Second, people of faith need to be challenged to dream bigger dreams. Nothing but will and organizational priorities stop local churches from engaging the need for more fit and affordable workforce housing in cities like Dallas. Only a narrowness of vision prevents our churches from getting busy addressing the real and pressing needs of thousands of our fellow citizens. Many churches control the property and have the wherewithal to act for the poor. All that is missing is a compelling vision and leadership to point the way.
For several years now we have been asking churches to consider setting aside just half a tithe from every capital improvement building campaign to be deposited in a renewable community development loan fund that could be utilized by competent community development corporations for pre-development funds to bring new housing to depressed and rebounding communities. Business people in the churches where we have “floated” the idea tend to really “lean into” such notions. But church leaders never seem to get the point. Maybe we need to try harder!

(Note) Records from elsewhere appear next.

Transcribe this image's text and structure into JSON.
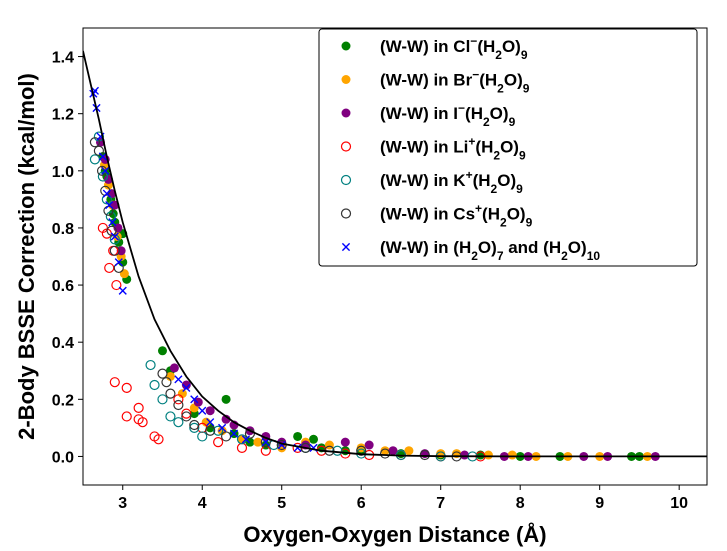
{
  "chart_data": {
    "type": "scatter",
    "xlabel": "Oxygen-Oxygen Distance (Å)",
    "ylabel": "2-Body BSSE Correction (kcal/mol)",
    "xlim": [
      2.5,
      10.35
    ],
    "ylim": [
      -0.1,
      1.5
    ],
    "xticks": [
      3,
      4,
      5,
      6,
      7,
      8,
      9,
      10
    ],
    "yticks": [
      0.0,
      0.2,
      0.4,
      0.6,
      0.8,
      1.0,
      1.2,
      1.4
    ],
    "legend_position": "top-right",
    "fit_curve": {
      "color": "#000000",
      "points": [
        [
          2.5,
          1.42
        ],
        [
          2.6,
          1.3
        ],
        [
          2.7,
          1.18
        ],
        [
          2.8,
          1.05
        ],
        [
          2.9,
          0.93
        ],
        [
          3.0,
          0.82
        ],
        [
          3.2,
          0.63
        ],
        [
          3.4,
          0.48
        ],
        [
          3.6,
          0.37
        ],
        [
          3.8,
          0.28
        ],
        [
          4.0,
          0.21
        ],
        [
          4.2,
          0.16
        ],
        [
          4.4,
          0.12
        ],
        [
          4.6,
          0.09
        ],
        [
          4.8,
          0.065
        ],
        [
          5.0,
          0.045
        ],
        [
          5.5,
          0.02
        ],
        [
          6.0,
          0.008
        ],
        [
          6.5,
          0.003
        ],
        [
          7.0,
          0.001
        ],
        [
          8.0,
          0.0
        ],
        [
          10.35,
          0.0
        ]
      ]
    },
    "series": [
      {
        "name_base": "(W-W) in Cl",
        "name_sup": "−",
        "name_tail": "(H",
        "name_sub": "2",
        "name_end": "O)",
        "name_sub2": "9",
        "color": "#008000",
        "marker": "filled",
        "points": [
          [
            2.75,
            1.05
          ],
          [
            2.8,
            0.98
          ],
          [
            2.85,
            0.9
          ],
          [
            2.9,
            0.82
          ],
          [
            2.95,
            0.75
          ],
          [
            3.0,
            0.78
          ],
          [
            3.0,
            0.68
          ],
          [
            3.05,
            0.62
          ],
          [
            2.78,
            1.0
          ],
          [
            2.88,
            0.85
          ],
          [
            3.5,
            0.37
          ],
          [
            3.6,
            0.3
          ],
          [
            3.9,
            0.15
          ],
          [
            4.1,
            0.1
          ],
          [
            4.3,
            0.2
          ],
          [
            4.4,
            0.08
          ],
          [
            4.6,
            0.05
          ],
          [
            4.8,
            0.04
          ],
          [
            5.2,
            0.07
          ],
          [
            5.4,
            0.06
          ],
          [
            5.5,
            0.03
          ],
          [
            5.8,
            0.02
          ],
          [
            6.0,
            0.02
          ],
          [
            6.5,
            0.01
          ],
          [
            7.0,
            0.005
          ],
          [
            7.5,
            0.005
          ],
          [
            8.0,
            0.0
          ],
          [
            8.5,
            0.0
          ],
          [
            9.4,
            0.0
          ],
          [
            9.5,
            0.0
          ]
        ]
      },
      {
        "name_base": "(W-W) in Br",
        "name_sup": "−",
        "name_tail": "(H",
        "name_sub": "2",
        "name_end": "O)",
        "name_sub2": "9",
        "color": "#FFA500",
        "marker": "filled",
        "points": [
          [
            2.77,
            1.02
          ],
          [
            2.82,
            0.95
          ],
          [
            2.87,
            0.88
          ],
          [
            2.93,
            0.77
          ],
          [
            2.98,
            0.7
          ],
          [
            3.02,
            0.64
          ],
          [
            3.6,
            0.28
          ],
          [
            3.75,
            0.22
          ],
          [
            3.9,
            0.17
          ],
          [
            4.05,
            0.12
          ],
          [
            4.25,
            0.09
          ],
          [
            4.5,
            0.06
          ],
          [
            4.7,
            0.05
          ],
          [
            5.0,
            0.03
          ],
          [
            5.3,
            0.05
          ],
          [
            5.6,
            0.04
          ],
          [
            6.0,
            0.03
          ],
          [
            6.3,
            0.02
          ],
          [
            6.6,
            0.02
          ],
          [
            7.0,
            0.01
          ],
          [
            7.2,
            0.01
          ],
          [
            7.6,
            0.005
          ],
          [
            7.9,
            0.005
          ],
          [
            8.2,
            0.0
          ],
          [
            8.6,
            0.0
          ],
          [
            9.0,
            0.0
          ],
          [
            9.6,
            0.0
          ]
        ]
      },
      {
        "name_base": "(W-W) in I",
        "name_sup": "−",
        "name_tail": "(H",
        "name_sub": "2",
        "name_end": "O)",
        "name_sub2": "9",
        "color": "#800080",
        "marker": "filled",
        "points": [
          [
            2.72,
            1.1
          ],
          [
            2.78,
            1.04
          ],
          [
            2.82,
            0.97
          ],
          [
            2.86,
            0.92
          ],
          [
            2.9,
            0.88
          ],
          [
            2.94,
            0.8
          ],
          [
            2.98,
            0.72
          ],
          [
            3.65,
            0.31
          ],
          [
            3.8,
            0.25
          ],
          [
            3.95,
            0.19
          ],
          [
            4.1,
            0.16
          ],
          [
            4.3,
            0.13
          ],
          [
            4.4,
            0.11
          ],
          [
            4.6,
            0.09
          ],
          [
            4.8,
            0.07
          ],
          [
            5.0,
            0.05
          ],
          [
            5.3,
            0.04
          ],
          [
            5.8,
            0.05
          ],
          [
            6.1,
            0.04
          ],
          [
            6.4,
            0.02
          ],
          [
            6.8,
            0.01
          ],
          [
            7.3,
            0.005
          ],
          [
            7.8,
            0.0
          ],
          [
            8.1,
            0.0
          ],
          [
            8.8,
            0.0
          ],
          [
            9.1,
            0.0
          ],
          [
            9.7,
            0.0
          ]
        ]
      },
      {
        "name_base": "(W-W) in Li",
        "name_sup": "+",
        "name_tail": "(H",
        "name_sub": "2",
        "name_end": "O)",
        "name_sub2": "9",
        "color": "#FF0000",
        "marker": "open",
        "points": [
          [
            2.75,
            0.8
          ],
          [
            2.8,
            0.78
          ],
          [
            2.83,
            0.66
          ],
          [
            2.88,
            0.72
          ],
          [
            2.92,
            0.6
          ],
          [
            2.9,
            0.26
          ],
          [
            3.05,
            0.24
          ],
          [
            3.05,
            0.14
          ],
          [
            3.2,
            0.17
          ],
          [
            3.2,
            0.13
          ],
          [
            3.25,
            0.12
          ],
          [
            3.4,
            0.07
          ],
          [
            3.45,
            0.06
          ],
          [
            3.7,
            0.2
          ],
          [
            3.8,
            0.15
          ],
          [
            4.0,
            0.1
          ],
          [
            4.2,
            0.05
          ],
          [
            4.5,
            0.03
          ],
          [
            4.8,
            0.02
          ],
          [
            5.2,
            0.03
          ],
          [
            5.5,
            0.02
          ],
          [
            5.8,
            0.01
          ],
          [
            6.1,
            0.005
          ],
          [
            6.5,
            0.005
          ],
          [
            7.0,
            0.0
          ],
          [
            7.5,
            0.0
          ]
        ]
      },
      {
        "name_base": "(W-W) in K",
        "name_sup": "+",
        "name_tail": "(H",
        "name_sub": "2",
        "name_end": "O)",
        "name_sub2": "9",
        "color": "#008080",
        "marker": "open",
        "points": [
          [
            2.65,
            1.04
          ],
          [
            2.7,
            1.12
          ],
          [
            2.75,
            0.98
          ],
          [
            2.8,
            0.9
          ],
          [
            2.85,
            0.84
          ],
          [
            2.9,
            0.76
          ],
          [
            3.35,
            0.32
          ],
          [
            3.4,
            0.25
          ],
          [
            3.5,
            0.2
          ],
          [
            3.6,
            0.14
          ],
          [
            3.7,
            0.12
          ],
          [
            3.9,
            0.1
          ],
          [
            4.0,
            0.07
          ],
          [
            4.2,
            0.09
          ],
          [
            4.5,
            0.06
          ],
          [
            4.9,
            0.04
          ],
          [
            5.3,
            0.03
          ],
          [
            5.7,
            0.02
          ],
          [
            6.0,
            0.01
          ],
          [
            6.5,
            0.005
          ],
          [
            7.0,
            0.0
          ],
          [
            7.4,
            0.0
          ]
        ]
      },
      {
        "name_base": "(W-W) in Cs",
        "name_sup": "+",
        "name_tail": "(H",
        "name_sub": "2",
        "name_end": "O)",
        "name_sub2": "9",
        "color": "#333333",
        "marker": "open",
        "points": [
          [
            2.65,
            1.1
          ],
          [
            2.7,
            1.07
          ],
          [
            2.74,
            1.0
          ],
          [
            2.78,
            0.93
          ],
          [
            2.82,
            0.86
          ],
          [
            2.86,
            0.79
          ],
          [
            2.9,
            0.72
          ],
          [
            2.95,
            0.66
          ],
          [
            3.5,
            0.29
          ],
          [
            3.55,
            0.26
          ],
          [
            3.6,
            0.22
          ],
          [
            3.7,
            0.18
          ],
          [
            3.8,
            0.14
          ],
          [
            3.9,
            0.11
          ],
          [
            4.1,
            0.09
          ],
          [
            4.3,
            0.07
          ],
          [
            4.6,
            0.08
          ],
          [
            4.8,
            0.05
          ],
          [
            5.0,
            0.04
          ],
          [
            5.3,
            0.03
          ],
          [
            5.6,
            0.02
          ],
          [
            6.0,
            0.02
          ],
          [
            6.3,
            0.01
          ],
          [
            6.8,
            0.005
          ],
          [
            7.2,
            0.0
          ]
        ]
      },
      {
        "name_base": "(W-W) in (H",
        "name_sup": "",
        "name_tail": "",
        "name_sub": "2",
        "name_end": "O)",
        "name_sub2": "7",
        "name_extra": " and (H",
        "name_sub3": "2",
        "name_end2": "O)",
        "name_sub4": "10",
        "color": "#0000FF",
        "marker": "x",
        "points": [
          [
            2.63,
            1.27
          ],
          [
            2.65,
            1.28
          ],
          [
            2.67,
            1.22
          ],
          [
            2.72,
            1.12
          ],
          [
            2.75,
            1.05
          ],
          [
            2.78,
            1.0
          ],
          [
            2.8,
            0.92
          ],
          [
            2.83,
            0.88
          ],
          [
            2.87,
            0.82
          ],
          [
            2.9,
            0.77
          ],
          [
            2.95,
            0.68
          ],
          [
            3.0,
            0.58
          ],
          [
            3.7,
            0.27
          ],
          [
            3.8,
            0.24
          ],
          [
            3.9,
            0.2
          ],
          [
            4.0,
            0.16
          ],
          [
            4.1,
            0.12
          ],
          [
            4.25,
            0.1
          ],
          [
            4.4,
            0.08
          ],
          [
            4.55,
            0.06
          ],
          [
            4.8,
            0.05
          ],
          [
            5.0,
            0.04
          ],
          [
            5.2,
            0.03
          ],
          [
            5.4,
            0.03
          ]
        ]
      }
    ]
  }
}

Third, churches need to “get outside themselves” for the good of the community. Far too many churches need to undergo a hard-nosed, evaluative audit about how resources are utilized. Churches that take a fair look will find that they exist largely to care for their own members. Resources set aside for work and activity outside the church’s own interests usually are motivated in part by a desire to provide members “meaningful volunteer opportunities." Such concerns are not the work of establishing justice.
My conference time was not a waste. I came home feeling renewed about the possibilities of working with thoughtful church leaders to make a difference in communities across the country.
Time will tell if my new found hope is naïve.